Every time I do a sorting activity, I just smile so big inside because the kids think they are getting away with not doing math, without noticing that I'm the one getting away with not doing math.

I think this is a strategy I need to hit on more often because it helps me remember why I chose to teach math in the first place and lowers my frustration with the whole when will we ever use this issue.

Plus a little hot pink never hurt anybody.

We are in the middle of our polynomial unit and I decided now would be an appropriate time to teach exponent rules. I had prepared a concept attainment for the exponent rules before I talked to my coach. She suggested that we stray away from teaching 'rules' and rather teach the concept behind it. So basically, I only taught the concept of multiplying the coefficients and adding the exponents. When it came to the power to a power rule, we literally expanded it out and then multiplied coefficients and added the exponent. The more that we practiced the concept and writing them out, the more students figured out the shortcut of taking the coefficient to the power and then just multiplying the exponents.

I was skeptical of this method at first until I realized that it was a better way to scaffold the lesson. Present one concept at a time, that will build on prior knowledge. Practice it until it becomes second nature and they will naturally look for a shortcut. We humans are mighty efficient like that.

I taught one concept but we were really practicing three rules:  power to a power, product to a power, and the distributive property. My coach is a big fan of sorting. I made a set of 18 cards, 3 groups of 6 that represented each rule.

Product to a Power

Distributive Property

Power to a Power

These are index cards (my favorite!) cut in half by the way. So each group had the same cards and they were all mixed up of course. The students were instructed to spread them all out and then begin sorting into piles.

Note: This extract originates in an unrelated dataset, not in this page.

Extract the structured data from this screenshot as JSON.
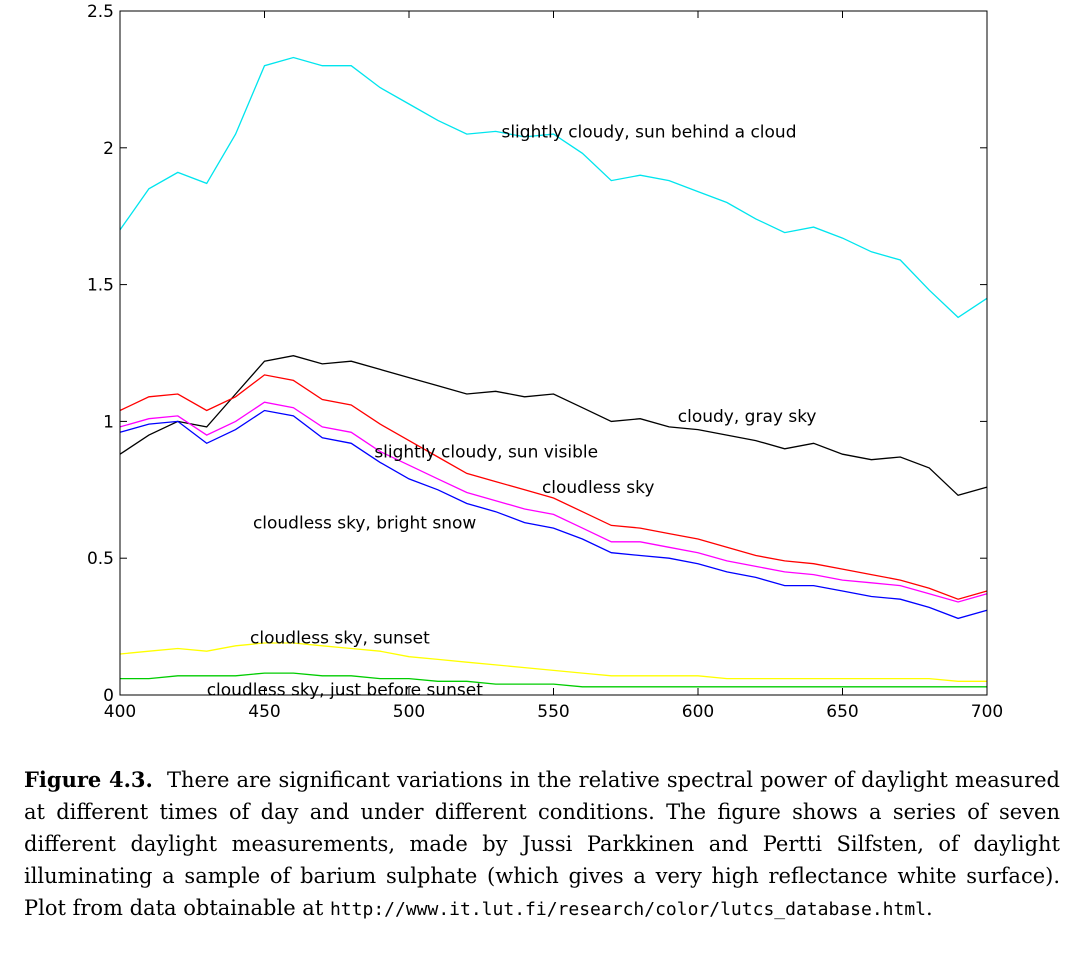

I did not give any parameters to sort by. In every class, without fail, my top students' team quickly sorted them by color. I then charged them with the question, "If I am asking you to sort them, do you think I would have color coded them for you?"

If teams were really struggling, I told them they should have 3 piles. A lot of teams sorted them by sets of parentheses which works for the power to a power group but not the other two. Every single group mistook two of the distributive property cards because they were written backwards compared to every other one in the group.


See above. (4x + 7)(-2x) and (2x - 5)(-4x) look different and so students put them into the product to a power group. I guided them to look inside the parentheses and see what's happening. From there they realize the distributive property means there will be addition and subtraction.

Once students had them correctly sorted, they distributed the cards evenly among themselves (some from each group) and then solved them. Depending on quickly the group got done, students could rotate cards and work more problems.

Each card had a letter on the back. Students wrote the letter next to their solution so that we could check the answers.


Students tried to sort by alphabetical order but that only created one big group. :) They also tried to sort by what 'looked' easy, medium, hard or problems that looked short, medium, or long. Also some tried to  group based on how many negatives or positives in the problem and even how many exponents existed.

Checking answers was super simple.


My whole goal was for them to know when to use each rule/shortcut/property. By asking students to sort, we are kicking it up a notch higher in Bloom's Taxonomy or DoK and hopefully making them think. The more I am less helpful, the more opportunity for students to construct their own meaning.